While the war went on in this way at Mitylene, the Athenians, about the same time in this summer, also sent thirty ships to Peloponnese under Asopius, son of Phormio; the Acarnanians insisting that the commander sent should be some son or relative of Phormio.
As the ships coasted along shore they ravaged the seaboard of Laconia;after which Asopius sent most of the fleet home, and himself went on with twelve vessels to Naupactus, and afterwards raising the whole Acarnanian population made an expedition against Oeniadae, the fleet sailing along the Achelous, while the army laid waste the country. The inhabitants, however, showing no signs of submitting, he dismissed the land forces and himself sailed to Leucas, and making a descent upon Nericus was cut off during his retreat, and most of his troops with him, by the people in those parts aided by some coastguards; after which the Athenians sailed away, recovering their dead from the Leucadians under truce.

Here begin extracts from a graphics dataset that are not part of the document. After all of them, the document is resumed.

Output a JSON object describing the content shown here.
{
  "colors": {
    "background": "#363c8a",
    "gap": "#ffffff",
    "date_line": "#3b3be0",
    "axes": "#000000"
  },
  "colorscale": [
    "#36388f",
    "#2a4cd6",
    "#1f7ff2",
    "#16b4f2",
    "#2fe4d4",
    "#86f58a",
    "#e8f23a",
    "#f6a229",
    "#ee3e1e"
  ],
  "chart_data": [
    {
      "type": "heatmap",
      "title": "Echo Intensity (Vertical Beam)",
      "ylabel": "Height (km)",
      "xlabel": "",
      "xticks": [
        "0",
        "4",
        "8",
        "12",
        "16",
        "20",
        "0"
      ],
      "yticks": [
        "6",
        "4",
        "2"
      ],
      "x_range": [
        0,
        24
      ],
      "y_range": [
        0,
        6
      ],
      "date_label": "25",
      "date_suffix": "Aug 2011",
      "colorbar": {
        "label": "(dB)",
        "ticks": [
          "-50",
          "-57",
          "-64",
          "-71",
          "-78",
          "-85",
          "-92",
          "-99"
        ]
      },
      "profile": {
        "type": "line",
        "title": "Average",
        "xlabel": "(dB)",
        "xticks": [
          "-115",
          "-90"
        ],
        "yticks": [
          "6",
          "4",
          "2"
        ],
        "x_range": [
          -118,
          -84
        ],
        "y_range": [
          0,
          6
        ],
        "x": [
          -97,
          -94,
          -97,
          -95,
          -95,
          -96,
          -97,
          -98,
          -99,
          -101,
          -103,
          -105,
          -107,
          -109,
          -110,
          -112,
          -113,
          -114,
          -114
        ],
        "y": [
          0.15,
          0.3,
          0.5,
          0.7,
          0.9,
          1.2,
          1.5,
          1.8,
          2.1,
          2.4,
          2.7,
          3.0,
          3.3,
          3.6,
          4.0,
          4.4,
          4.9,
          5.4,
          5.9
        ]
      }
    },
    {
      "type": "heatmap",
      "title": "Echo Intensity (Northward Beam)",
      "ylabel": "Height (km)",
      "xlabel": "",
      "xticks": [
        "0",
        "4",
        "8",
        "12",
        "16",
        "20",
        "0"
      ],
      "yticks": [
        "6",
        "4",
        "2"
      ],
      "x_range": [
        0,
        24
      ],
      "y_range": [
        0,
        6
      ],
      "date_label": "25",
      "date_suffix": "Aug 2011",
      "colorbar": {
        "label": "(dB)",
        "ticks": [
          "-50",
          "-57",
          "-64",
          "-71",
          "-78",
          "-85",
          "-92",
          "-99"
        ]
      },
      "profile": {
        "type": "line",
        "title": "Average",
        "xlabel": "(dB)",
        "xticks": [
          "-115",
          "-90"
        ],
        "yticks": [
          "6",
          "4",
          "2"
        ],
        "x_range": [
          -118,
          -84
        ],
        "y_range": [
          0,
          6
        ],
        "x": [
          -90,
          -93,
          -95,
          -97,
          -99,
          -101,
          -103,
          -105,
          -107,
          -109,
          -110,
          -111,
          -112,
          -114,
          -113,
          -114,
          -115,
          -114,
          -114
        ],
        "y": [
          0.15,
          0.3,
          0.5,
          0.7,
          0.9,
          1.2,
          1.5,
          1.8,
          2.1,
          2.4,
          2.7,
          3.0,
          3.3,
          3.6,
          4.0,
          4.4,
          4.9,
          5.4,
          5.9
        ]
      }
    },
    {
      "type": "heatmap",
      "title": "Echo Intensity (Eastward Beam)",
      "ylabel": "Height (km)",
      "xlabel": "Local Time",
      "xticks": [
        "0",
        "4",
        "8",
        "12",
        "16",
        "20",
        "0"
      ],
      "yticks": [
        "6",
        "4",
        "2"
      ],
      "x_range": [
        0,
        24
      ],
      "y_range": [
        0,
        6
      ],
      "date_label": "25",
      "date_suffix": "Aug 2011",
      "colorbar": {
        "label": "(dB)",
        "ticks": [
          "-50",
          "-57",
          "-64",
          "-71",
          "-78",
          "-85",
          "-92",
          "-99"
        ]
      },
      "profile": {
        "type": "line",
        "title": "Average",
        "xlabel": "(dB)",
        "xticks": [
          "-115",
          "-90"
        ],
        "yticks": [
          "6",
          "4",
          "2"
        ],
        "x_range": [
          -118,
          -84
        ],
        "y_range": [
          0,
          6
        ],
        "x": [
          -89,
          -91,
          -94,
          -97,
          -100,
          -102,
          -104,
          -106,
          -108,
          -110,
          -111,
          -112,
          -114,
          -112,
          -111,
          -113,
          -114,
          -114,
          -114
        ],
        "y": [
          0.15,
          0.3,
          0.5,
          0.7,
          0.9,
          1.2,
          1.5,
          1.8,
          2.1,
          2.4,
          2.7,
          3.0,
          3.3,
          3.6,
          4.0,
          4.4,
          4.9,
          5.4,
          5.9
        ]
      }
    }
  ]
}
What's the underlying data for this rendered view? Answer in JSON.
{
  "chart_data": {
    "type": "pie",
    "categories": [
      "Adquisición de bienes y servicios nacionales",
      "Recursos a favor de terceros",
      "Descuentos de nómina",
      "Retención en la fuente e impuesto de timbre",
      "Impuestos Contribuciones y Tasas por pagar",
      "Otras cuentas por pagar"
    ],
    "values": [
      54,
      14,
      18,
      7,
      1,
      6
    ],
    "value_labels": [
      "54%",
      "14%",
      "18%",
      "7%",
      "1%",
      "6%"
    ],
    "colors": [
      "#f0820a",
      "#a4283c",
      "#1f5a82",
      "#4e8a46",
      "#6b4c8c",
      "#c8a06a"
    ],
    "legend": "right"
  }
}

Meanwhile the envoys of the Mitylenians sent out in the first ship were told by the Lacedaemonians to come to Olympia, in order that the rest of the allies might hear them and decide upon their matter, and so they journeyed thither. It was the Olympiad in which the Rhodian Dorieus gained his second victory, and the envoys having been introduced to make their speech after the festival, spoke as follows:
"Lacedaemonians and allies, the rule established among the Hellenes is not unknown to us. Those who revolt in war and forsake their former confederacy are favourably regarded by those who receive them, in so far as they are of use to them, but otherwise are thought less well of, through being considered traitors to their former friends. Nor is this an unfair way of judging, where the rebels and the power from whom they secede are at one in policy and sympathy, and a match for each other in resources and power, and where no reasonable ground exists for the rebellion. But with us and the Athenians this was not the case; and no one need think the worse of us for revolting from them in danger, after having been honoured by them in time of peace.
"Justice and honesty will be the first topics of our speech, especially as we are asking for alliance; because we know that there can never be any solid friendship between individuals, or union between communities that is worth the name, unless the parties be persuaded of each other's honesty, and be generally congenial the one to the other; since from difference in feeling springs also difference in conduct. Between ourselves and the Athenians alliance began, when you withdrew from the Median War and they remained to finish the business. But we did not become allies of the Athenians for the subjugation of the Hellenes, but allies of the Hellenes for their liberation from the Mede; and as long as the Athenians led us fairly we followed them loyally; but when we saw them relax their hostility to the Mede, to try to compass the subjection of the allies, then our apprehensions began. Unable, however, to unite and defend themselves, on account of the number of confederates that had votes, all the allies were enslaved, except ourselves and the Chians, who continued to send our contingents as independent and nominally free.
Trust in Athens as a leader, however, we could no longer feel, judging by the examples already given; it being unlikely that she would reduce our fellow confederates, and not do the same by us who were left, if ever she had the power.
"Had we all been still independent, we could have had more faith in their not attempting any change; but the greater number being their subjects, while they were treating us as equals, they would naturally chafe under this solitary instance of independence as contrasted with the submission of the majority; particularly as they daily grew more powerful, and we more destitute. Now the only sure basis of an alliance is for each party to be equally afraid of the other; he who would like to encroach is then deterred by the reflection that he will not have odds in his favour. Again, if we were left independent, it was only because they thought they saw their way to empire more clearly by specious language and by the paths of policy than by those of force. Not only were we useful as evidence that powers who had votes, like themselves, would not, surely, join them in their expeditions, against their will, without the party attacked being in the wrong; but the same system also enabled them to lead the stronger states against the weaker first, and so to leave the former to the last, stripped of their natural allies, and less capable of resistance. But if they had begun with us, while all the states still had their resources under their own control, and there was a centre to rally round, the work of subjugation would have been found less easy. Besides this, our navy gave them some apprehension: it was always possible that it might unite with you or with some other power, and become dangerous to Athens. The court which we paid to their commons and its leaders for the time being also helped us to maintain our independence. However, we did not expect to be able to do so much longer, if this war had not broken out, from the examples that we had had of their conduct to the rest.